The chances of serving on a jury in any given year are small, but most Americans still see it as part of being a good citizen.
In an April Pew Research Center survey, two-thirds of U.S. adults (67%) said serving on a jury “is part of what it means to be a good citizen.” Just 31% took the opposite view and said jury duty service “does not have much to do with being a good citizen.”
Majorities in most demographic groups connect jury duty service with good citizenship, but younger people, racial and ethnic minorities and those without a college education are less likely to do so.
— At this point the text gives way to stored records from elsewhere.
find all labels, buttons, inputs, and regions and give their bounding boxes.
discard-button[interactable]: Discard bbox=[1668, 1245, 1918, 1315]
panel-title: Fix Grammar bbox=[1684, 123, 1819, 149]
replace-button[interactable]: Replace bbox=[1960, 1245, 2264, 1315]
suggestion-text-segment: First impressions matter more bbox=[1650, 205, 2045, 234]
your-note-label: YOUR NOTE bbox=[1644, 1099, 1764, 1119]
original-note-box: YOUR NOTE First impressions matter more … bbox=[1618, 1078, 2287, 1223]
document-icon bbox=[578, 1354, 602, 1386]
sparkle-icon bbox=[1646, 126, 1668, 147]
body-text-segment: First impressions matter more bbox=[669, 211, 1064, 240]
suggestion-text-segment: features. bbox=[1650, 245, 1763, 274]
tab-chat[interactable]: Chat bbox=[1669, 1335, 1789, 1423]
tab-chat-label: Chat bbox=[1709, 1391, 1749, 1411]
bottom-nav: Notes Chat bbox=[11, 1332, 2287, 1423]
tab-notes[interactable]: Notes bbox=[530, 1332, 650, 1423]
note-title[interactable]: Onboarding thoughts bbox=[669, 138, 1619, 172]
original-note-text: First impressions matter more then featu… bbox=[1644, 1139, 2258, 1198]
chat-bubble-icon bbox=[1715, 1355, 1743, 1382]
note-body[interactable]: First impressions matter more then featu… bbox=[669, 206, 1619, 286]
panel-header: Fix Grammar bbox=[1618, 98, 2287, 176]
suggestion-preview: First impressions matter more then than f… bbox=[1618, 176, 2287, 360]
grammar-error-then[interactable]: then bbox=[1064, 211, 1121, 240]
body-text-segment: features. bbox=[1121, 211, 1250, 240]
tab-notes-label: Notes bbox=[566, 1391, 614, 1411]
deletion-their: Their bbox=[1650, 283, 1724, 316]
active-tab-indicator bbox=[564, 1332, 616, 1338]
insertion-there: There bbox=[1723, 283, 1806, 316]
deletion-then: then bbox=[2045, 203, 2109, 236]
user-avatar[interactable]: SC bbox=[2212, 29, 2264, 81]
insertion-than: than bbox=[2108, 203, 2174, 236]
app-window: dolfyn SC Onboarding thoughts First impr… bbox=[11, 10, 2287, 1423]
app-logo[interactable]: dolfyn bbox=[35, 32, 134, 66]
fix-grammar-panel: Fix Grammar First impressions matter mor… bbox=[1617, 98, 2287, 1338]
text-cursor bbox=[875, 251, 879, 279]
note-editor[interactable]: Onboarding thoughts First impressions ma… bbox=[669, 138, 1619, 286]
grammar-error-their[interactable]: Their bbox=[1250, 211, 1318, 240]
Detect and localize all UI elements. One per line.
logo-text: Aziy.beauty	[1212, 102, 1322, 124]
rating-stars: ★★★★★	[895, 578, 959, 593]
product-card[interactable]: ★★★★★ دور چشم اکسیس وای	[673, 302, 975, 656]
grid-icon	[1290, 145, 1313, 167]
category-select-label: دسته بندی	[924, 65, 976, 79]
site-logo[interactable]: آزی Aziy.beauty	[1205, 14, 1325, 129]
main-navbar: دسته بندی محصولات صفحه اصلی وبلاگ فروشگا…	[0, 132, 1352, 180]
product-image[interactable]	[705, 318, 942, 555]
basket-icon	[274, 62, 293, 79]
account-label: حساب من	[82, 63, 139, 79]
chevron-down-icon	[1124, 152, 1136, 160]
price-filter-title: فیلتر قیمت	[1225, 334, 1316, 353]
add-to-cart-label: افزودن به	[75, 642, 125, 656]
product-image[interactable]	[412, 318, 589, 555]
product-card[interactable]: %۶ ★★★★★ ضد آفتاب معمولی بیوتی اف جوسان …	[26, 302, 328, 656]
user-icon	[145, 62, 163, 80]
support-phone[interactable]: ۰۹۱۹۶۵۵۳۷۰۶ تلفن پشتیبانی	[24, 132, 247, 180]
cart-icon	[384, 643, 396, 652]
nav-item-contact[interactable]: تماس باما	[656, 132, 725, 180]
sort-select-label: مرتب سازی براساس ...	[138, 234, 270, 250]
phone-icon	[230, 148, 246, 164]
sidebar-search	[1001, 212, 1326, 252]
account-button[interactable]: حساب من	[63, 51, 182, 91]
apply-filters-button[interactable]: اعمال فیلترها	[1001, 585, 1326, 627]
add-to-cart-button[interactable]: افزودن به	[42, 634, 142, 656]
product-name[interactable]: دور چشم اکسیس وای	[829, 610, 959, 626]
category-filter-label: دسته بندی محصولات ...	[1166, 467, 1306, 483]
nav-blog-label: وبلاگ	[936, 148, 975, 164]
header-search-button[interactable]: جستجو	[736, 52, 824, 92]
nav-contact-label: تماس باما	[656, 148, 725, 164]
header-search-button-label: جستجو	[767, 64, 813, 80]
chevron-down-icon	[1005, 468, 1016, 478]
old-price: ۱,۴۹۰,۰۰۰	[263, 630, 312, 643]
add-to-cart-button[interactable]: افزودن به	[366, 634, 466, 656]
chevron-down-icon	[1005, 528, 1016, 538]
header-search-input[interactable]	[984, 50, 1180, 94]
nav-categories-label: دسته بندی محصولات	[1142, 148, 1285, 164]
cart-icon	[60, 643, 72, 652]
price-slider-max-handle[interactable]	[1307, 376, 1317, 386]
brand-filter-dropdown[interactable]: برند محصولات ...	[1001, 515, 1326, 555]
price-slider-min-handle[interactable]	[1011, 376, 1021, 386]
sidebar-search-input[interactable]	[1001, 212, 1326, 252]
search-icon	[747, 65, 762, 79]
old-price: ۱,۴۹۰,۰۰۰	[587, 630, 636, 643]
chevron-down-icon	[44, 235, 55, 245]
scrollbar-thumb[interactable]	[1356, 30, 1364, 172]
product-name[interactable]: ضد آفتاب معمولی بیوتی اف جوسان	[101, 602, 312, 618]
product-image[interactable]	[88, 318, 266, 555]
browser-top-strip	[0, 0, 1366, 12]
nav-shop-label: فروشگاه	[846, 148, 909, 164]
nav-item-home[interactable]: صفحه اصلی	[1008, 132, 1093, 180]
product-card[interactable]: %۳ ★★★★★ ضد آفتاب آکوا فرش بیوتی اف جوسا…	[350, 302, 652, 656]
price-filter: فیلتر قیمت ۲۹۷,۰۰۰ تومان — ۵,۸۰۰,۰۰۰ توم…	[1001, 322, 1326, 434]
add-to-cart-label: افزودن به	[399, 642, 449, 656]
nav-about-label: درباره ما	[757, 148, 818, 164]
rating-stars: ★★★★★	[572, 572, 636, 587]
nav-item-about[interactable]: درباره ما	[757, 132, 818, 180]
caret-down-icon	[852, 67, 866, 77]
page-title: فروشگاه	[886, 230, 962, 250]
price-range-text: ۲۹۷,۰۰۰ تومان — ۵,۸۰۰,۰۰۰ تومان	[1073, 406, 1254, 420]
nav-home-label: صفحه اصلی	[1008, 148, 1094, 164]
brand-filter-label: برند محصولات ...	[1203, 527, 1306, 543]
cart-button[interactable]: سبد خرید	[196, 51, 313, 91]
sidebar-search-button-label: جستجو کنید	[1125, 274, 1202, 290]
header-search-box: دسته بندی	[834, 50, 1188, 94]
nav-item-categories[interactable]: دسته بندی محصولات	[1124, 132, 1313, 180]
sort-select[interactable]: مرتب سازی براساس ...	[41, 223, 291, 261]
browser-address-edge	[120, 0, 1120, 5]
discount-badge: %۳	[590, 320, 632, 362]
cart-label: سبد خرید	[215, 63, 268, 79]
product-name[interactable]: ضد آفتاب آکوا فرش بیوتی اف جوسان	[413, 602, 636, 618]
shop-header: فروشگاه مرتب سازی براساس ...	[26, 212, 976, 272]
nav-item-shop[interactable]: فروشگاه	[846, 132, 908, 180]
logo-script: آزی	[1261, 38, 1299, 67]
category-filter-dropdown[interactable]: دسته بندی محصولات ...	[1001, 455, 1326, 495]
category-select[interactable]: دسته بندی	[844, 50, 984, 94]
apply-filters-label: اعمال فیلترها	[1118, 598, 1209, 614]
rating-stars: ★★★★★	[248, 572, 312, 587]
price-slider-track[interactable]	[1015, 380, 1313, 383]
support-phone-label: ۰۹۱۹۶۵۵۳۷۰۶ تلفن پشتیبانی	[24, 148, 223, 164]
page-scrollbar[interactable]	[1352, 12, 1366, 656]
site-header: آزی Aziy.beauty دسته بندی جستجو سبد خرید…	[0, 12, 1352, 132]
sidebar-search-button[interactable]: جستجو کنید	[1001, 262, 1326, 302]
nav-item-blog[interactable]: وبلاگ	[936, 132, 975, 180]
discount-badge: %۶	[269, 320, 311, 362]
For example, only half of those ages 18 to 29 say jury service is part of being a good citizen, compared with seven-in-ten or more in older age groups. Blacks and Hispanics are less likely than whites to see jury duty as a part of good citizenship, as are those with a high school diploma or less when compared with people with at least some college education.
When it comes to the number of Americans who actually serve on a jury in a given year, recent statistics are hard to find. But the National Center for State Courts, an independent research organization focused on the state judiciary, has estimated that only about 15% of U.S. adults receive a jury summons each year, and fewer than 5% of those who are summoned end up on a jury. The center’s 2007 estimates are based on a survey of 1,546 counties, representing about 70% of the U.S. population at the time.
The Administrative Office of the U.S. Courts publishes its own statistics about federal jury duty, which is even rarer than state-level service because federal courts handle far fewer cases each year than state courts do. The federal statistics show a significant decline both in the number of people called to jury duty and in the number who are chosen. (The data count only petit, or trial, juries; they exclude grand juries.)
In fiscal 2016, federal courts called 194,211 people for petit jury duty, down 37% from 307,204 in fiscal 2006. And 43,697 people were selected for federal petit jury duty, down 39% from 71,578 a decade earlier. The decrease in jurors tracks a broader decline in the number of federal jury trials: In 2016, just 2% of 77,318 total federal defendants had their cases decided by a jury, half the total in 2006.